Iskandar Perangin Angin adalah kakak kandung Terbit. Ia adalah Kepala Desa Raja Tengah, Kecamatan Kuala, Kabupaten Langkat. Sementara Muara Perangin Angin adalah pihak pemberi suap yang sekaligus adalah pemilik CV Nizhami dan CV Sasaki.
Terbit ditangkap oleh KPK melalui operasi tangkap tangan pada 18 Januari 2022. Pada saat itu terjadi penyerahan uang dari Shuhanda dan Isfi kepada Marcos, yang kemudian akan diserahkan kepada Terbit melalui Iskandar.
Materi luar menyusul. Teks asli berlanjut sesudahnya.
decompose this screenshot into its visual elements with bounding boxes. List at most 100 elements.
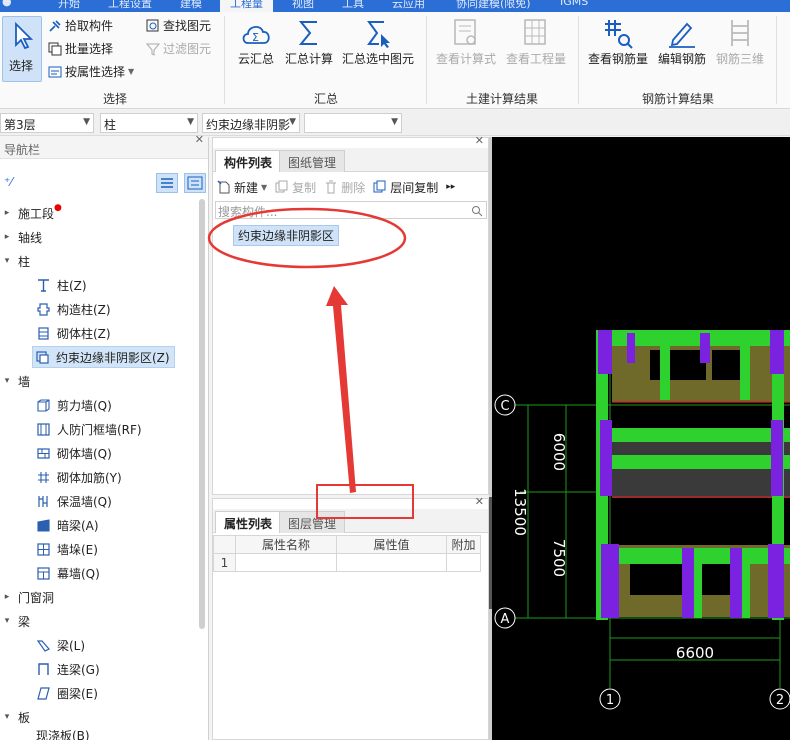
chevron-down-icon[interactable]: ▾ (0, 712, 14, 722)
chevron-right-icon[interactable]: ▸ (0, 232, 14, 242)
tab-start[interactable]: 开始 (58, 0, 80, 11)
nav-add-icon[interactable]: ⁺⁄ (4, 175, 12, 189)
beam[interactable] (605, 455, 790, 469)
nav-item-beam-l[interactable]: 梁(L) (34, 634, 89, 656)
nav-item-curtain-wall[interactable]: 幕墙(Q) (34, 562, 104, 584)
tab-igms[interactable]: IGMS (560, 0, 588, 8)
tree-item-construction-segment[interactable]: ▸ 施工段 ● (0, 202, 62, 224)
select-by-property-button[interactable]: 按属性选择 ▼ (48, 63, 134, 80)
close-icon[interactable]: ✕ (475, 495, 484, 508)
column[interactable] (771, 420, 783, 496)
view-quantity-button[interactable]: 查看工程量 (506, 16, 566, 67)
beam[interactable] (660, 330, 670, 400)
tab-component-list[interactable]: 构件列表 (215, 150, 282, 172)
rebar-3d-button[interactable]: 钢筋三维 (714, 16, 766, 67)
tree-item-axis[interactable]: ▸ 轴线 (0, 226, 42, 248)
column[interactable] (682, 548, 694, 618)
nav-item-masonry-wall[interactable]: 砌体墙(Q) (34, 442, 116, 464)
beam[interactable] (605, 428, 790, 442)
component-type-value: 柱 (104, 118, 117, 132)
nav-item-constructional-column[interactable]: 构造柱(Z) (34, 298, 115, 320)
tree-item-wall[interactable]: ▾ 墙 (0, 370, 30, 392)
list-view-toggle[interactable] (156, 173, 178, 193)
new-component-button[interactable]: 新建 ▼ (217, 179, 267, 196)
tab-collab[interactable]: 协同建模(限免) (456, 0, 531, 11)
nav-item-insulation-wall[interactable]: 保温墙(Q) (34, 490, 116, 512)
component-name-select[interactable]: ▼ (304, 113, 402, 133)
cad-drawing[interactable]: 6000 7500 13500 6600 C A 1 2 (492, 137, 790, 740)
tree-item-slab[interactable]: ▾ 板 (0, 706, 30, 728)
nav-item-ring-beam[interactable]: 圈梁(E) (34, 682, 102, 704)
nav-item-cast-slab[interactable]: 现浇板(B) (34, 730, 94, 740)
tab-layer-management[interactable]: 图层管理 (279, 511, 346, 533)
find-element-button[interactable]: 查找图元 (146, 17, 211, 34)
nav-item-masonry-reinforcement[interactable]: 砌体加筋(Y) (34, 466, 126, 488)
detail-view-toggle[interactable] (184, 173, 206, 193)
close-icon[interactable]: ✕ (195, 133, 204, 146)
nav-item-wall-buttress[interactable]: 墙垛(E) (34, 538, 102, 560)
column[interactable] (598, 330, 612, 374)
tab-drawing-management[interactable]: 图纸管理 (279, 150, 346, 172)
nav-item-boundary-non-shadow-zone[interactable]: 约束边缘非阴影区(Z) (32, 346, 175, 368)
ribbon-divider (426, 16, 427, 104)
beam[interactable] (740, 330, 750, 400)
tab-cloud[interactable]: 云应用 (392, 0, 425, 11)
component-list-item[interactable]: 约束边缘非阴影区 (233, 225, 340, 246)
nav-item-hidden-beam[interactable]: 暗梁(A) (34, 514, 103, 536)
property-name-cell[interactable] (235, 553, 337, 572)
nav-title: 导航栏 (4, 143, 41, 157)
chevron-down-icon[interactable]: ▾ (0, 616, 14, 626)
floor-copy-button[interactable]: 层间复制 (373, 179, 438, 196)
tree-item-column[interactable]: ▾ 柱 (0, 250, 30, 272)
tab-property-list[interactable]: 属性列表 (215, 511, 282, 533)
pick-component-button[interactable]: 拾取构件 (48, 17, 113, 34)
cad-viewport[interactable]: 6000 7500 13500 6600 C A 1 2 (492, 137, 790, 740)
floor-select[interactable]: 第3层 ▼ (0, 113, 94, 133)
nav-item-masonry-column[interactable]: 砌体柱(Z) (34, 322, 115, 344)
tab-modeling[interactable]: 建模 (180, 0, 202, 11)
property-extra-cell[interactable] (446, 553, 481, 572)
view-rebar-qty-button[interactable]: 查看钢筋量 (588, 16, 648, 67)
component-type-select[interactable]: 柱 ▼ (100, 113, 198, 133)
column[interactable] (601, 544, 619, 618)
nav-item-coupling-beam[interactable]: 连梁(G) (34, 658, 104, 680)
nav-item-civil-defense-door-wall[interactable]: 人防门框墙(RF) (34, 418, 146, 440)
column[interactable] (600, 420, 612, 496)
summary-calc-button[interactable]: 汇总计算 (284, 16, 334, 67)
column[interactable] (770, 330, 784, 374)
overflow-arrow-icon[interactable]: ▸▸ (446, 182, 455, 192)
delete-button[interactable]: 删除 (324, 179, 365, 196)
tree-item-beam[interactable]: ▾ 梁 (0, 610, 30, 632)
app-menu-dot[interactable]: ● (2, 0, 12, 8)
chevron-right-icon[interactable]: ▸ (0, 592, 14, 602)
summary-selected-button[interactable]: 汇总选中图元 (342, 16, 414, 67)
property-value-cell[interactable] (336, 553, 447, 572)
nav-item-column-z[interactable]: 柱(Z) (34, 274, 91, 296)
chevron-down-icon[interactable]: ▾ (0, 376, 14, 386)
edit-rebar-button[interactable]: 编辑钢筋 (656, 16, 708, 67)
tab-project-settings[interactable]: 工程设置 (108, 0, 152, 11)
batch-select-button[interactable]: 批量选择 (48, 40, 113, 57)
cloud-summary-button[interactable]: Σ 云汇总 (236, 16, 276, 67)
column[interactable] (730, 548, 742, 618)
component-subtype-select[interactable]: 约束边缘非阴影 ▼ (202, 113, 300, 133)
filter-element-button[interactable]: 过滤图元 (146, 40, 211, 57)
tab-quantity[interactable]: 工程量 (220, 0, 273, 12)
nav-scrollbar[interactable] (199, 199, 205, 629)
tab-tools[interactable]: 工具 (342, 0, 364, 11)
tab-view[interactable]: 视图 (292, 0, 314, 11)
tree-item-door-window-opening[interactable]: ▸ 门窗洞 (0, 586, 54, 608)
component-search-input[interactable]: 搜索构件... (215, 201, 487, 219)
column[interactable] (627, 333, 635, 363)
select-button[interactable]: 选择 (2, 16, 42, 82)
nav-item-shear-wall[interactable]: 剪力墙(Q) (34, 394, 116, 416)
column[interactable] (768, 544, 784, 618)
close-icon[interactable]: ✕ (475, 134, 484, 147)
table-row[interactable]: 1 (213, 553, 481, 572)
chevron-down-icon[interactable]: ▾ (0, 256, 14, 266)
copy-button[interactable]: 复制 (275, 179, 316, 196)
column[interactable] (700, 333, 710, 363)
search-icon[interactable] (471, 205, 483, 217)
chevron-right-icon[interactable]: ▸ (0, 208, 14, 218)
view-formula-button[interactable]: 查看计算式 (436, 16, 496, 67)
Jaksa mendakwa Terbit telah menerima uang sejumlah Rp 572 juta melalui orang-orang kepercayaannya, yaitu Iskandar Perangin Angin, Marcos Surya Abdi, Shuhanda Citra, dan Isfi Syahfitra.
Muara diduga mendapatkan 11 paket proyek pekerjaan dari Dinas PUPR dan Dinas Pendidikan Kabupaten Langkat yang terkait dengan pemberian fee tersebut. Dalam persidangan yang berbeda, Muara telah duduk sebagai terdakwa dan dituntut agar dihukum 2 tahun 6 bulan penjara dan denda Rp 200 juta dalam perkara yang sama.
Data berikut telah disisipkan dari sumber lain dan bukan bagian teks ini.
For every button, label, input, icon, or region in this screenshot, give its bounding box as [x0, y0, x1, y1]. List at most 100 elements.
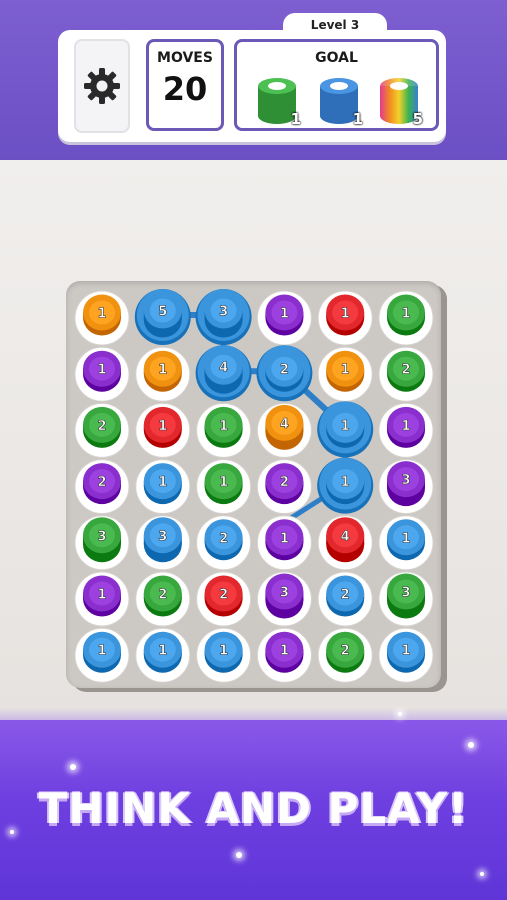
moves-counter: MOVES 20: [146, 39, 224, 131]
game-piece[interactable]: 1: [378, 290, 434, 346]
piece-number: 1: [401, 644, 410, 659]
piece-number: 5: [158, 305, 167, 320]
piece-number: 1: [97, 363, 106, 378]
piece-number: 2: [341, 644, 350, 659]
piece-number: 1: [219, 644, 228, 659]
game-piece[interactable]: 1: [317, 401, 374, 458]
goal-panel: GOAL 1 1 5: [234, 39, 439, 131]
game-piece[interactable]: 2: [74, 459, 130, 515]
piece-number: 3: [97, 529, 106, 544]
piece-number: 1: [219, 475, 228, 490]
piece-number: 1: [97, 644, 106, 659]
game-piece[interactable]: 1: [317, 290, 373, 346]
goal-count-green: 1: [290, 110, 301, 128]
moves-value: 20: [162, 70, 208, 108]
game-piece[interactable]: 1: [196, 627, 252, 683]
piece-number: 2: [158, 588, 167, 603]
game-piece[interactable]: 1: [74, 346, 130, 402]
game-piece[interactable]: 1: [256, 627, 312, 683]
goal-count-rainbow: 5: [412, 110, 423, 128]
game-piece[interactable]: 1: [196, 459, 252, 515]
hud-panel: MOVES 20 GOAL 1 1 5: [58, 30, 446, 142]
game-piece[interactable]: 2: [196, 571, 252, 627]
game-piece[interactable]: 1: [378, 627, 434, 683]
game-piece[interactable]: 1: [196, 402, 252, 458]
piece-number: 2: [280, 475, 289, 490]
piece-number: 3: [219, 305, 228, 320]
game-piece[interactable]: 1: [256, 515, 312, 571]
game-piece[interactable]: 3: [195, 289, 252, 345]
goal-label: GOAL: [315, 50, 358, 66]
piece-number: 1: [280, 644, 289, 659]
game-piece[interactable]: 1: [135, 346, 191, 402]
game-piece[interactable]: 2: [317, 571, 373, 627]
piece-number: 4: [341, 529, 350, 544]
game-piece[interactable]: 1: [135, 459, 191, 515]
game-piece[interactable]: 2: [256, 345, 313, 402]
game-piece[interactable]: 4: [195, 345, 252, 402]
game-piece[interactable]: 1: [74, 290, 130, 346]
piece-number: 1: [401, 307, 410, 322]
game-piece[interactable]: 3: [378, 571, 434, 627]
piece-number: 1: [158, 644, 167, 659]
game-piece[interactable]: 1: [317, 457, 374, 514]
game-piece[interactable]: 2: [74, 402, 130, 458]
sparkle: [236, 852, 242, 858]
game-piece[interactable]: 3: [256, 571, 312, 627]
game-piece[interactable]: 3: [74, 515, 130, 571]
tagline: THINK AND PLAY!: [38, 784, 469, 833]
sparkle: [398, 712, 402, 716]
game-piece[interactable]: 3: [135, 515, 191, 571]
game-piece[interactable]: 3: [378, 459, 434, 515]
game-piece[interactable]: 2: [196, 515, 252, 571]
goal-item-green: 1: [255, 76, 301, 128]
game-piece[interactable]: 1: [74, 571, 130, 627]
game-piece[interactable]: 2: [135, 571, 191, 627]
piece-number: 3: [401, 473, 410, 488]
game-piece[interactable]: 1: [74, 627, 130, 683]
piece-number: 1: [341, 419, 350, 434]
game-piece[interactable]: 5: [134, 289, 191, 345]
piece-number: 1: [280, 531, 289, 546]
goal-item-blue: 1: [317, 76, 363, 128]
piece-number: 1: [219, 419, 228, 434]
sparkle: [480, 872, 484, 876]
piece-number: 2: [341, 588, 350, 603]
settings-button[interactable]: [74, 39, 130, 133]
game-piece[interactable]: 2: [378, 346, 434, 402]
piece-number: 1: [401, 531, 410, 546]
board-canvas: 1 5 3 1 1 1 1 1 4 2 1 2 2 1 1 4 1 1 2 1 1 2 1 3 3 3 2 1 4 1 1 2 2 3 2 3 1 1 1 1…: [74, 289, 434, 683]
goal-item-rainbow: 5: [377, 76, 423, 128]
goal-count-blue: 1: [352, 110, 363, 128]
piece-number: 2: [219, 588, 228, 603]
game-piece[interactable]: 1: [256, 290, 312, 346]
moves-label: MOVES: [157, 50, 213, 66]
piece-number: 2: [97, 419, 106, 434]
game-piece[interactable]: 1: [135, 627, 191, 683]
game-piece[interactable]: 4: [256, 402, 312, 458]
piece-number: 1: [341, 363, 350, 378]
game-piece[interactable]: 4: [317, 515, 373, 571]
piece-number: 1: [97, 307, 106, 322]
game-piece[interactable]: 1: [317, 346, 373, 402]
piece-number: 1: [97, 588, 106, 603]
game-piece[interactable]: 1: [135, 402, 191, 458]
piece-number: 4: [219, 361, 228, 376]
game-piece[interactable]: 1: [378, 515, 434, 571]
piece-number: 1: [341, 475, 350, 490]
game-piece[interactable]: 1: [378, 402, 434, 458]
game-piece[interactable]: 2: [256, 459, 312, 515]
piece-number: 1: [158, 363, 167, 378]
piece-number: 3: [280, 586, 289, 601]
piece-number: 1: [341, 307, 350, 322]
gear-icon: [84, 68, 120, 104]
piece-number: 3: [401, 586, 410, 601]
piece-number: 1: [280, 307, 289, 322]
piece-number: 4: [280, 417, 289, 432]
connection-line: [159, 312, 349, 487]
piece-number: 1: [158, 419, 167, 434]
piece-number: 2: [97, 475, 106, 490]
game-board: 1 5 3 1 1 1 1 1 4 2 1 2 2 1 1 4 1 1 2 1 1 2 1 3 3 3 2 1 4 1 1 2 2 3 2 3 1 1 1 1…: [66, 281, 441, 688]
piece-number: 2: [401, 363, 410, 378]
game-piece[interactable]: 2: [317, 627, 373, 683]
Atas perbuatannya, lanjut jaksa, Terbit dan Iskandar didaķwa dengan dakwaan pertama, yakni Pasal 12 huruf b Undang-Undang Nomor 31 Tahun 1999 tentang Pemberantasan Tindak Pidana Korupsi sebagaimana telah diubah dengan UU No 20/2001 juncto Pasal 55 Ayat (1) ke-1 Kitab Undang-undang Hukum Pidana (KUHP), atau dakwaan kedua, yakni Pasal 11 UU No 31/1999 tentang Pemberantasan Tindak Pidana Korupsi juncto Pasal 55 Ayat (1) ke-1 KUHP.
Dalam sidang yang sama dengan berkas dakwaan berbeda, jaksa juga membacakan surat dakwaan kepada Marcos, Shuhanda, dan Isfi. Bersama dengan Iskandar, jaksa menyebut Marcos, Shuhanda, dan Isfi adalah orang kepercayaan Terbit yang disebut sebagai ”Group Kuala”. Mereka berperan untuk mengoordinasikan atau mengatur pelaksanaan tender pengadaan barang dan jasa di lingkungan Kabupaten Langkat, termasuk di Dinas PUPR dan Dinas Pendidikan.
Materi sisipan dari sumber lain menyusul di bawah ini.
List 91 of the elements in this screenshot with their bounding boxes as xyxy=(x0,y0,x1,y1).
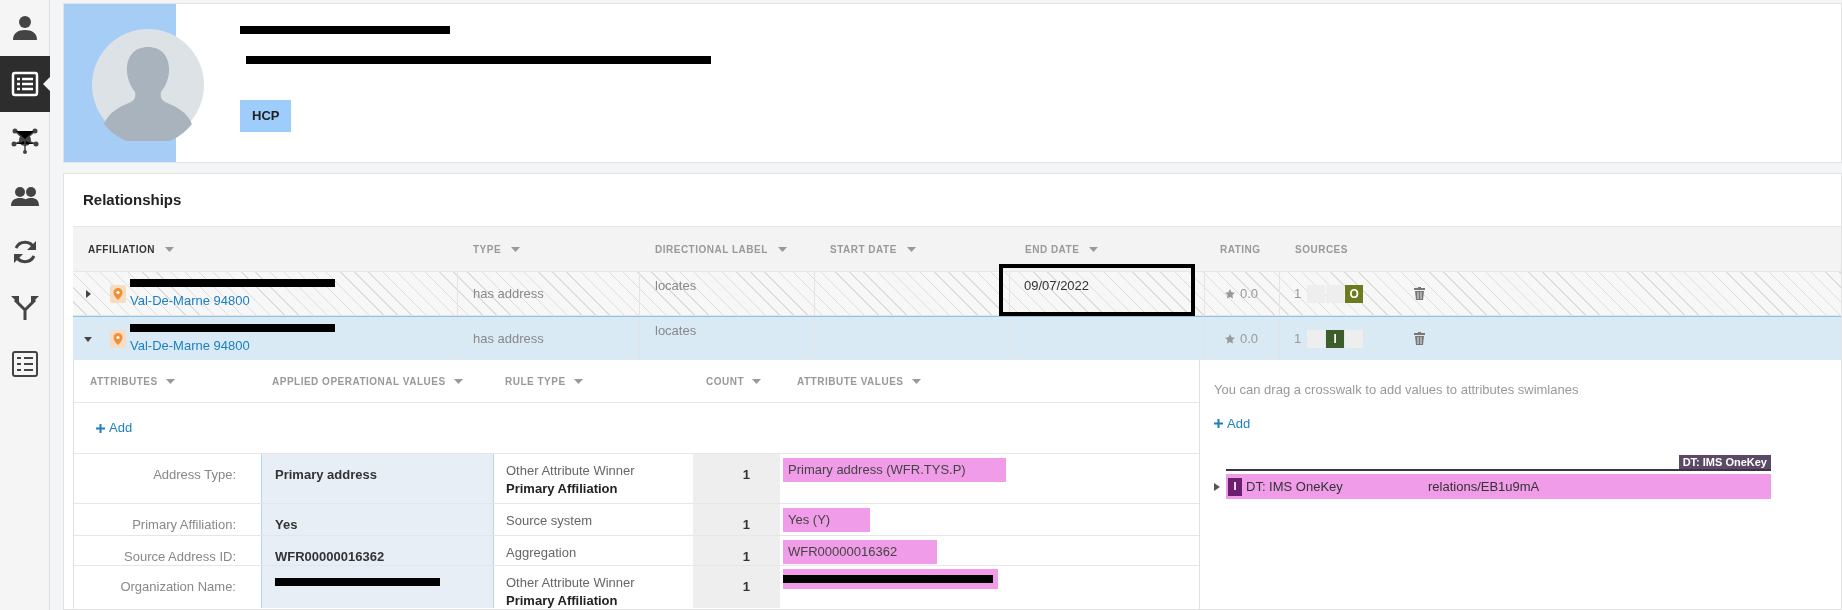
user-icon xyxy=(11,14,39,42)
collapse-caret-icon[interactable] xyxy=(84,334,92,343)
pointer-icon xyxy=(43,77,50,91)
end-date-text: 09/07/2022 xyxy=(1024,277,1090,295)
source-slot xyxy=(1326,284,1345,303)
type-text: has address xyxy=(473,329,544,348)
rule-type: Source system xyxy=(506,512,593,530)
location-pin-icon xyxy=(110,329,126,348)
crosswalk-uri: relations/EB1u9mA xyxy=(1428,477,1540,496)
sort-caret-icon xyxy=(165,246,174,252)
column-header[interactable]: COUNT xyxy=(706,373,745,389)
rating-text: 0.0 xyxy=(1240,329,1259,348)
sort-caret-icon xyxy=(573,378,583,384)
source-count: 1 xyxy=(1294,329,1302,348)
sidebar-item[interactable] xyxy=(0,56,50,112)
column-header[interactable]: RATING xyxy=(1220,241,1261,257)
network-icon xyxy=(11,126,39,154)
location-pin-icon xyxy=(110,284,126,303)
add-button[interactable]: Add xyxy=(96,418,133,438)
count-text: 1 xyxy=(742,517,750,532)
column-header[interactable]: END DATE xyxy=(1025,241,1099,257)
directional-label-text: locates xyxy=(655,277,697,295)
sort-caret-icon xyxy=(777,246,787,252)
table-row[interactable]: Val-De-Marne 94800 has address locates 09/07/2022 0.0 1 O xyxy=(73,272,1841,316)
affiliation-link[interactable]: Val-De-Marne 94800 xyxy=(130,338,335,353)
attribute-label: Primary Affiliation: xyxy=(132,517,236,532)
rule-type: Other Attribute Winner xyxy=(506,462,636,480)
section-title: Relationships xyxy=(83,189,182,210)
column-header[interactable]: START DATE xyxy=(830,241,916,257)
trash-icon[interactable] xyxy=(1414,332,1425,345)
sort-caret-icon xyxy=(1089,246,1099,252)
rule-detail: Primary Affiliation xyxy=(506,480,619,498)
column-header[interactable]: ATTRIBUTE VALUES xyxy=(797,373,904,389)
trash-icon[interactable] xyxy=(1414,287,1425,300)
avatar-icon xyxy=(92,29,204,141)
checklist-icon xyxy=(11,350,39,378)
column-header[interactable]: RULE TYPE xyxy=(505,373,566,389)
add-button[interactable]: Add xyxy=(1214,413,1251,433)
directional-label-text: locates xyxy=(655,322,697,340)
source-slot xyxy=(1307,284,1326,303)
rule-type: Aggregation xyxy=(506,544,578,562)
attribute-value: WFR00000016362 xyxy=(783,540,938,564)
hcp-badge: HCP xyxy=(240,100,292,132)
sort-caret-icon xyxy=(752,378,762,384)
refresh-icon xyxy=(11,238,39,266)
attribute-label: Address Type: xyxy=(153,467,236,482)
source-slot xyxy=(1307,329,1326,348)
applied-value: WFR00000016362 xyxy=(275,549,385,564)
sort-caret-icon xyxy=(911,378,921,384)
crosswalk-group-tag: DT: IMS OneKey xyxy=(1678,455,1771,469)
source-slot xyxy=(1345,329,1364,348)
applied-value: Yes xyxy=(275,517,298,532)
source-badge: I xyxy=(1326,329,1345,348)
applied-value: Primary address xyxy=(275,467,377,482)
attribute-value: Primary address (WFR.TYS.P) xyxy=(783,458,1006,482)
count-text: 1 xyxy=(742,467,750,482)
attribute-value: Yes (Y) xyxy=(783,508,871,532)
plus-icon xyxy=(96,423,105,433)
crosswalk-badge: I xyxy=(1228,477,1242,496)
sort-caret-icon xyxy=(165,378,175,384)
crosswalk-source: DT: IMS OneKey xyxy=(1246,477,1344,496)
expand-caret-icon[interactable] xyxy=(1214,482,1220,491)
column-header[interactable]: AFFILIATION xyxy=(88,241,174,257)
attribute-label: Source Address ID: xyxy=(124,549,236,564)
source-count: 1 xyxy=(1294,284,1302,303)
sort-caret-icon xyxy=(511,246,521,252)
crosswalk-hint: You can drag a crosswalk to add values to attributes swimlanes xyxy=(1214,381,1580,399)
list-icon xyxy=(11,70,39,98)
rule-type: Other Attribute Winner xyxy=(506,574,636,592)
count-text: 1 xyxy=(742,549,750,564)
star-icon xyxy=(1225,333,1235,344)
attribute-label: Organization Name: xyxy=(120,579,236,594)
sort-caret-icon xyxy=(906,246,916,252)
column-header[interactable]: DIRECTIONAL LABEL xyxy=(655,241,787,257)
column-header[interactable]: TYPE xyxy=(473,241,521,257)
type-text: has address xyxy=(473,284,544,303)
star-icon xyxy=(1225,288,1235,299)
count-text: 1 xyxy=(742,579,750,594)
source-badge: O xyxy=(1345,284,1364,303)
affiliation-link[interactable]: Val-De-Marne 94800 xyxy=(130,293,335,308)
rating-text: 0.0 xyxy=(1240,284,1259,303)
table-row[interactable]: Val-De-Marne 94800 has address locates 0.0 1 I xyxy=(73,316,1841,360)
column-header[interactable]: ATTRIBUTES xyxy=(90,373,158,389)
merge-icon xyxy=(11,294,39,322)
column-header[interactable]: APPLIED OPERATIONAL VALUES xyxy=(272,373,446,389)
crosswalk-row[interactable]: I DT: IMS OneKey relations/EB1u9mA xyxy=(1226,474,1771,499)
sort-caret-icon xyxy=(453,378,463,384)
column-header[interactable]: SOURCES xyxy=(1295,241,1348,257)
rule-detail: Primary Affiliation xyxy=(506,592,619,610)
plus-icon xyxy=(1214,418,1223,428)
expand-caret-icon[interactable] xyxy=(84,289,92,298)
Marcos, Shuhanda, dan Isfi didakwa dengan pasal yang sama sebagaimana dakwaan terhadap Terbit dan Iskandar. Terhadap dakwaan tersebut, baik Terbit, Iskandar, Marcos, Shuhanda, maupun Isfi menyatakan tidak mengajukan eksepsi atau nota keberatan.